Data released this week painted a gloomy picture of the Mexican economy after both Economic Activity and Retail Sales fell sharply in August. This reinforces the negative economic outlook forecast by the IMF for Mexico in its recent reports for 2024 and 2025. 

Weak growth will likely weigh on the Mexican Peso and pressure Banxico to lower interest, which would reduce foreign capital inflows. 

Uncertainty over the outcome of the US election is a further negative factor for the Peso now that former President Donald Trump has bounced back after falling behind in the polls. Trump has said he will use tariffs to limit foreign imports, particularly of Mexican-made cars, which would be negative for the Peso. According to election website FiveThirtyEight.com, the latest poll held by Forbes on October 21-22 put Trump one point ahead on 49%, versus Vice President Kamala Harris’s 48%.  
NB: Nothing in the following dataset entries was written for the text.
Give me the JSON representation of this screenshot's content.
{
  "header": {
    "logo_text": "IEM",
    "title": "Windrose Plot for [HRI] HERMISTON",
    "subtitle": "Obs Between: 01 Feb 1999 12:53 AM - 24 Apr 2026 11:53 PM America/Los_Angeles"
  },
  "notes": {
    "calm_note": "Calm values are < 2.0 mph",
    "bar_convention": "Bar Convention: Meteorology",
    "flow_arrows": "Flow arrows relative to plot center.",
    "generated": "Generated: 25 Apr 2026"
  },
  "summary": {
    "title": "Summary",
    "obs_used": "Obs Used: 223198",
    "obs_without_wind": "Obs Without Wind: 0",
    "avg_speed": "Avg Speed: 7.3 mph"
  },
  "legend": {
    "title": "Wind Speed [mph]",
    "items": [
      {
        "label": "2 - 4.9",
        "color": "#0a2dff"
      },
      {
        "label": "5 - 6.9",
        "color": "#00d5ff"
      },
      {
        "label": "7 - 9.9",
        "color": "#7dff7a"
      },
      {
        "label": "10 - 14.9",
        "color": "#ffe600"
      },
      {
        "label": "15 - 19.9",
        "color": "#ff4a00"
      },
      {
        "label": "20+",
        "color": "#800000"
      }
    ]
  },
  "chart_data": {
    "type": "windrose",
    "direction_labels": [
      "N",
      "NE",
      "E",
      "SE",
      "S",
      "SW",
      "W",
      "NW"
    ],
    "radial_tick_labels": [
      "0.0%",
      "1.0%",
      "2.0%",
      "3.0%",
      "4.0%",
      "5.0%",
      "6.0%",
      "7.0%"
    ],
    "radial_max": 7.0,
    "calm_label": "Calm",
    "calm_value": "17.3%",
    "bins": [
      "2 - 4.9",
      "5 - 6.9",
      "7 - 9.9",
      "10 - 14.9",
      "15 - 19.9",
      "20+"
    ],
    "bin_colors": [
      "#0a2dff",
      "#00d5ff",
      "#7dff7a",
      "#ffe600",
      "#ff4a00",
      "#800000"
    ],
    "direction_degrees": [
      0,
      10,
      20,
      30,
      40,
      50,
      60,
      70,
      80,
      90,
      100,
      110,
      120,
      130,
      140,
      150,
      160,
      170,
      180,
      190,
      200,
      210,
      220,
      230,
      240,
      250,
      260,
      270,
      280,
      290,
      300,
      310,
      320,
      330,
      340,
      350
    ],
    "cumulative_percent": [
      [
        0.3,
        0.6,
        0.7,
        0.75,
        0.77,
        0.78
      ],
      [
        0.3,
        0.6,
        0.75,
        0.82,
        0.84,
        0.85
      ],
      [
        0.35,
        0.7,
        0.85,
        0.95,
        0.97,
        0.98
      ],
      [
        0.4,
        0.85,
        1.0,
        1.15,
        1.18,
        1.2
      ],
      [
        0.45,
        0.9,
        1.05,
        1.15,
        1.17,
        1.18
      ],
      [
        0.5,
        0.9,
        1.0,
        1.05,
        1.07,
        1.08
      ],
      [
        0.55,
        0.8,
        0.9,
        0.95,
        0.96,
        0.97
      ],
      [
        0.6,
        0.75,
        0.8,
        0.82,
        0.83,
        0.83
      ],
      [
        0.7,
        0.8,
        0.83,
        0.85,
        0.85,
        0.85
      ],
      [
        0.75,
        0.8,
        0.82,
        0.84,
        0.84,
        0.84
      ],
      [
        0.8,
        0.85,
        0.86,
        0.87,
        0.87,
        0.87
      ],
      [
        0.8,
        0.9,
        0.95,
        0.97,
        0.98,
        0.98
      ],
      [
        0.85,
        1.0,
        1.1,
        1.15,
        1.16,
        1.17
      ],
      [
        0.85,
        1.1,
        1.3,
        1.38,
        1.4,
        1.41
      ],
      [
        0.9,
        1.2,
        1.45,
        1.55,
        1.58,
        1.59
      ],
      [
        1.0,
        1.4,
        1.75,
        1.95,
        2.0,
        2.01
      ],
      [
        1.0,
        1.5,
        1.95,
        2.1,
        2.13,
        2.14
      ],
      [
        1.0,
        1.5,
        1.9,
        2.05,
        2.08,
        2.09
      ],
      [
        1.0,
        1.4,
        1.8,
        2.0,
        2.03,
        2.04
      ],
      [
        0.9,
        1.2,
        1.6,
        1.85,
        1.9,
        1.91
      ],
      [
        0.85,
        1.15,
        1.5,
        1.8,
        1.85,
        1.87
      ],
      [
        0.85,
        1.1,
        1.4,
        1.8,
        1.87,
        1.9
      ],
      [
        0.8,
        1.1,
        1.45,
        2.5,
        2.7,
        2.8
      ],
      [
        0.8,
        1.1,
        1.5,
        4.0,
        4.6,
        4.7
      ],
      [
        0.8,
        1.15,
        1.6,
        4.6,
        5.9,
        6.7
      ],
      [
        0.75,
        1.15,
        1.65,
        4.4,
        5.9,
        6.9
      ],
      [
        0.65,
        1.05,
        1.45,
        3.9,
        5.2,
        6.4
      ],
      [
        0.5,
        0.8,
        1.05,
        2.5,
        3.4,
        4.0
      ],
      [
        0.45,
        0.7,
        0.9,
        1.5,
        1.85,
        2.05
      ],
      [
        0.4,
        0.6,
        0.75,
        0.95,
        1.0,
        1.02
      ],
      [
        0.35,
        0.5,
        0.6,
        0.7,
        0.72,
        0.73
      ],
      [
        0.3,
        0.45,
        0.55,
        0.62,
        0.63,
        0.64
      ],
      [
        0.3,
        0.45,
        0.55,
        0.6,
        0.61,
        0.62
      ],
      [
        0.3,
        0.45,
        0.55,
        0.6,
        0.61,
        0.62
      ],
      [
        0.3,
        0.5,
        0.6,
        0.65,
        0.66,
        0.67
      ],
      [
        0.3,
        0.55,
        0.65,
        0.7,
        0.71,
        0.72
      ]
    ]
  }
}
Technical Analysis: USD/MXN pulls back but momentum remains with bulls

USD/MXN is pulling back after flirting with the 20.00 level. However, it overall remains in an uptrend within a rising channel, which, given the technical dictum “the trend is your friend,” is eventually likely to resume and push the price to higher highs.

USD/MXN Daily Chart 

The Relative Strength Index (RSI) indicator in the daily chart remains relatively elevated, signaling momentum remains bullish. At the moment, this further supports the view that the pullback will only be a temporary stumbling block for the uptrend before it resumes its upside bias. 

The break above 19.83 (October 1 high) has confirmed a probable move up to the next target in the vicinity of the September 10 high at 20.13.

Mexican Peso FAQs

The Mexican Peso (MXN) is the most traded currency among its Latin American peers. Its value is broadly determined by the performance of the Mexican economy, the country’s central bank’s policy, the amount of foreign investment in the country and even the levels of remittances sent by Mexicans who live abroad, particularly in the United States. Geopolitical trends can also move MXN: for example, the process of nearshoring – or the decision by some firms to relocate manufacturing capacity and supply chains closer to their home countries – is also seen as a catalyst for the Mexican currency as the country is considered a key manufacturing hub in the American continent. Another catalyst for MXN is Oil prices as Mexico is a key exporter of the commodity.

The main objective of Mexico’s central bank, also known as Banxico, is to maintain inflation at low and stable levels (at or close to its target of 3%, the midpoint in a tolerance band of between 2% and 4%). To this end, the bank sets an appropriate level of interest rates. When inflation is too high, Banxico will attempt to tame it by raising interest rates, making it more expensive for households and businesses to borrow money, thus cooling demand and the overall economy. Higher interest rates are generally positive for the Mexican Peso (MXN) as they lead to higher yields, making the country a more attractive place for investors. On the contrary, lower interest rates tend to weaken MXN.

Macroeconomic data releases are key to assess the state of the economy and can have an impact on the Mexican Peso (MXN) valuation. A strong Mexican economy, based on high economic growth, low unemployment and high confidence is good for MXN. Not only does it attract more foreign investment but it may encourage the Bank of Mexico (Banxico) to increase interest rates, particularly if this strength comes together with elevated inflation. However, if economic data is weak, MXN is likely to depreciate.

As an emerging-market currency, the Mexican Peso (MXN) tends to strive during risk-on periods, or when investors perceive that broader market risks are low and thus are eager to engage with investments that carry a higher risk. Conversely, MXN tends to weaken at times of market turbulence or economic uncertainty as investors tend to sell higher-risk assets and flee to the more-stable safe havens.